Tuesday, September 19, 2006

No Shame

Genesis 2:24-25

What is to explain the powerful drive toward sexual union? The answer of this text is that we began as one flesh, so have a desire to be joined together. This is a drive that overtakes even ties to the parental home. Sexual union is part of creation.

Shame and all the other angst that can be part of sexual relations is a sign that creation as it was intended is out of kilter. There are powerful drives and emotions here, which may be partly to explain why the church historically has had such a problem dealing with it. Sexual sin seems to have a special obsession. I mean, when was the last time you saw a news report about a church body having extended debate about poverty or the environment, to the same extent we end up debating sex stuff?

The sex stuff is important. As the preamble to the marriage vows in my church observes, “Marriage is a sign of the kingdom of God on earth.” The drive toward union may be a sign of the God’s intended design to bring all things together in him. Physical sex is like fire – vital and beautiful within God’s design, but dangerous and destructive when taken out of context, particularly when it becomes pornographic. That is to say, when the drive itself is what is focused on instead of being part of a relationship. That leads to the objectification of persons, leading often to the linking of sex with control and violence.

Sexual relations are where issues of trust become particularly important. Sexual sin is serious because it invariably involves – and perhaps may even be defined by – a betrayal of trust. The gift of sex is best celebrated, on the other hand, within a relationship of complete trust and growth together, in which two people can be naked together in every way, and not be ashamed.

Prayer:
God of love, you lavish on us an extravagance of all kinds of gifts. Among them is this gift of great pleasure. You are a God who intends joy for us in our service and friendship together in all kinds of ways. You truly are great and to be praised. Thank you. Through Christ. Amen.

3 comments:

Katrina Urquhart said...

"The gift of sex is best celebrated, on the other hand, within a relationship of complete trust and growth together, in which two people can be naked together in every way, and not be ashamed." I've never phrased it as clearly but I've always held that as an ideal.
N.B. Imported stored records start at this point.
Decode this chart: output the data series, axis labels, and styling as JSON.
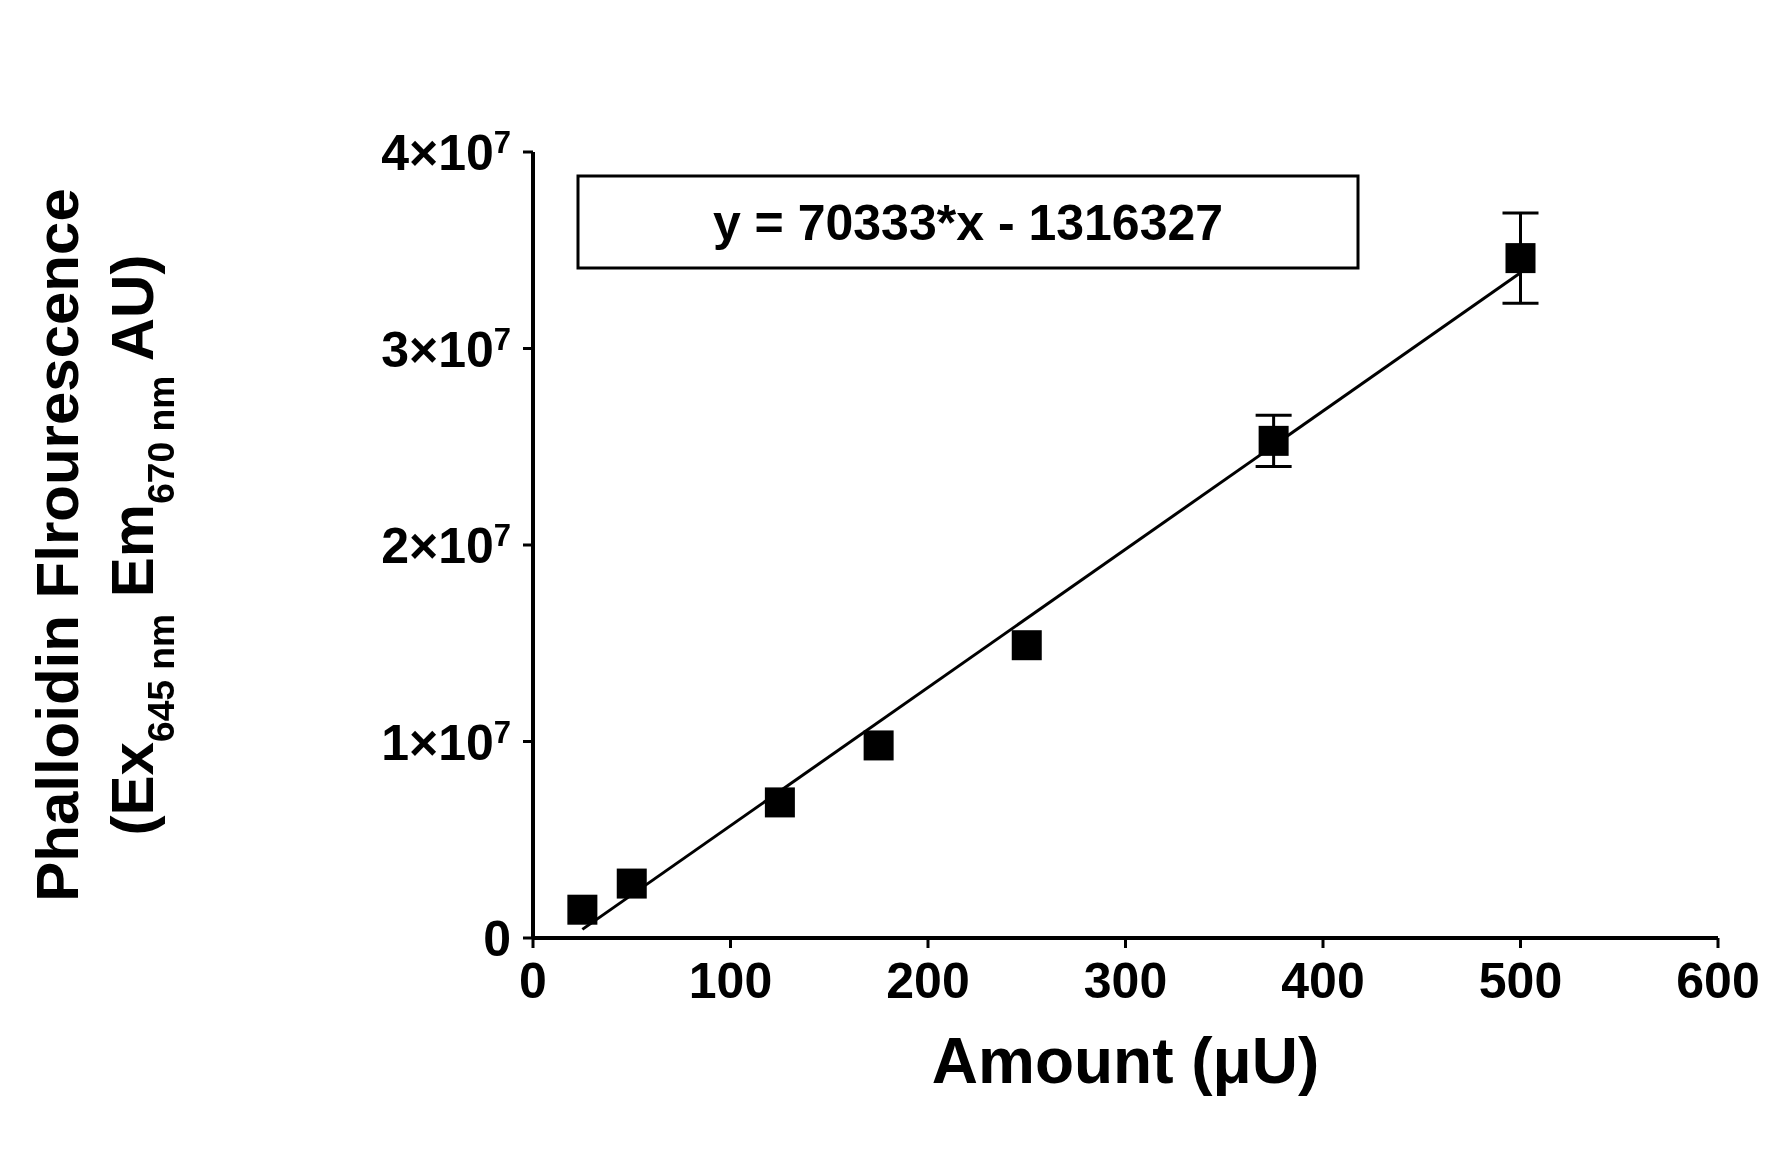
{
  "chart_data": {
    "type": "scatter",
    "xlabel": "Amount (μU)",
    "ylabel": "Phalloidin Flrourescence\n(Ex$_{645 nm}$ Em$_{670 nm}$ AU)",
    "series": [
      {
        "color": "#000000",
        "x": [
          25,
          50,
          125,
          175,
          250,
          375,
          500
        ],
        "values": [
          1440000,
          2770000,
          6900000,
          9800000,
          14900000,
          25300000,
          34600000
        ],
        "errors": [
          null,
          null,
          null,
          null,
          null,
          1300000,
          2300000
        ],
        "marker": "square"
      },
      {
        "type": "line",
        "color": "#000000",
        "x": [
          25,
          500
        ],
        "values": [
          440000,
          33850000
        ],
        "line_style": "solid"
      }
    ],
    "xlim": [
      0,
      600
    ],
    "xticks": [
      0,
      100,
      200,
      300,
      400,
      500,
      600
    ],
    "ylim": [
      0,
      40000000
    ],
    "yticks": [
      0,
      {
        "value": 10000000,
        "label": "1×10$^{7}$"
      },
      {
        "value": 20000000,
        "label": "2×10$^{7}$"
      },
      {
        "value": 30000000,
        "label": "3×10$^{7}$"
      },
      {
        "value": 40000000,
        "label": "4×10$^{7}$"
      }
    ],
    "annotations": [
      "y = 70333*x - 1316327"
    ],
    "grid": false
  }
}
And yet, I've obviously never held out for it as I don't think i've really truly lived it. Pondering that....

redsaucer said...

one of the first love songs i wrote, for karen in the early 80s, was called "i stand naked before you." i think the verses were inspired by a sermon at the church we were attending at the time, a time long ago and fractured. funny how, although we've been divorced for over a decade, we still live in the same town, and talk about our kids almost daily, and we admit we share a lot of common values.
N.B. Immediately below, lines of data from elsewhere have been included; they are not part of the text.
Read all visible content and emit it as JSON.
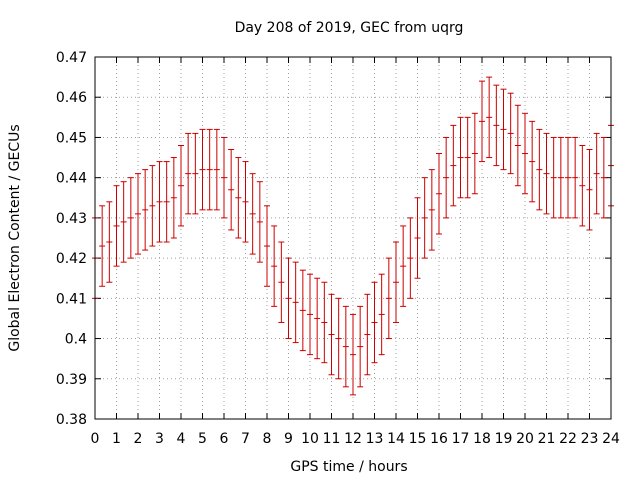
{
  "chart_data": {
    "type": "line",
    "title": "Day 208 of 2019, GEC from uqrg",
    "xlabel": "GPS time / hours",
    "ylabel": "Global Electron Content / GECUs",
    "xlim": [
      0,
      24
    ],
    "ylim": [
      0.38,
      0.47
    ],
    "x_ticks": [
      "0",
      "1",
      "2",
      "3",
      "4",
      "5",
      "6",
      "7",
      "8",
      "9",
      "10",
      "11",
      "12",
      "13",
      "14",
      "15",
      "16",
      "17",
      "18",
      "19",
      "20",
      "21",
      "22",
      "23",
      "24"
    ],
    "y_ticks": [
      "0.38",
      "0.39",
      "0.4",
      "0.41",
      "0.42",
      "0.43",
      "0.44",
      "0.45",
      "0.46",
      "0.47"
    ],
    "grid": true,
    "error_bars": true,
    "color": "#cc0000",
    "series": [
      {
        "x": [
          0,
          0.333,
          0.667,
          1,
          1.333,
          1.667,
          2,
          2.333,
          2.667,
          3,
          3.333,
          3.667,
          4,
          4.333,
          4.667,
          5,
          5.333,
          5.667,
          6,
          6.333,
          6.667,
          7,
          7.333,
          7.667,
          8,
          8.333,
          8.667,
          9,
          9.333,
          9.667,
          10,
          10.333,
          10.667,
          11,
          11.333,
          11.667,
          12,
          12.333,
          12.667,
          13,
          13.333,
          13.667,
          14,
          14.333,
          14.667,
          15,
          15.333,
          15.667,
          16,
          16.333,
          16.667,
          17,
          17.333,
          17.667,
          18,
          18.333,
          18.667,
          19,
          19.333,
          19.667,
          20,
          20.333,
          20.667,
          21,
          21.333,
          21.667,
          22,
          22.333,
          22.667,
          23,
          23.333,
          23.667,
          24
        ],
        "y": [
          0.42,
          0.423,
          0.424,
          0.428,
          0.429,
          0.43,
          0.431,
          0.432,
          0.433,
          0.434,
          0.434,
          0.435,
          0.438,
          0.441,
          0.441,
          0.442,
          0.442,
          0.442,
          0.44,
          0.437,
          0.435,
          0.434,
          0.431,
          0.429,
          0.423,
          0.418,
          0.414,
          0.41,
          0.409,
          0.407,
          0.406,
          0.405,
          0.404,
          0.401,
          0.4,
          0.398,
          0.396,
          0.398,
          0.401,
          0.404,
          0.406,
          0.41,
          0.414,
          0.418,
          0.42,
          0.425,
          0.43,
          0.432,
          0.436,
          0.44,
          0.443,
          0.445,
          0.445,
          0.446,
          0.454,
          0.455,
          0.453,
          0.452,
          0.451,
          0.448,
          0.446,
          0.444,
          0.442,
          0.441,
          0.44,
          0.44,
          0.44,
          0.44,
          0.438,
          0.437,
          0.441,
          0.44,
          0.443
        ],
        "error": [
          0.01,
          0.01,
          0.01,
          0.01,
          0.01,
          0.01,
          0.01,
          0.01,
          0.01,
          0.01,
          0.01,
          0.01,
          0.01,
          0.01,
          0.01,
          0.01,
          0.01,
          0.01,
          0.01,
          0.01,
          0.01,
          0.01,
          0.01,
          0.01,
          0.01,
          0.01,
          0.01,
          0.01,
          0.01,
          0.01,
          0.01,
          0.01,
          0.01,
          0.01,
          0.01,
          0.01,
          0.01,
          0.01,
          0.01,
          0.01,
          0.01,
          0.01,
          0.01,
          0.01,
          0.01,
          0.01,
          0.01,
          0.01,
          0.01,
          0.01,
          0.01,
          0.01,
          0.01,
          0.01,
          0.01,
          0.01,
          0.01,
          0.01,
          0.01,
          0.01,
          0.01,
          0.01,
          0.01,
          0.01,
          0.01,
          0.01,
          0.01,
          0.01,
          0.01,
          0.01,
          0.01,
          0.01,
          0.01
        ]
      }
    ]
  }
}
but does that make us a community? how diverse is our community? how do we define our community?

my current girlfriend and i were discussing community a few hours ago. she belongs to some community groups which suffer paralysis because the members don't share common values, and everybody wants something different.

perhaps, a great leader, a great motivator, is one who reminds us that under our different clothes we are all naked, together and unashamed.

redsaucer said...

the other thing i want to say about community and its diversity is that i went to bed a while back, and i got up again , drawn to this little blog almost out of obligation, but not burdened so. jim is writing marvelous posts, and i'm so glad we can write responses, or just read them and talk about them when we meet each other after church or small group.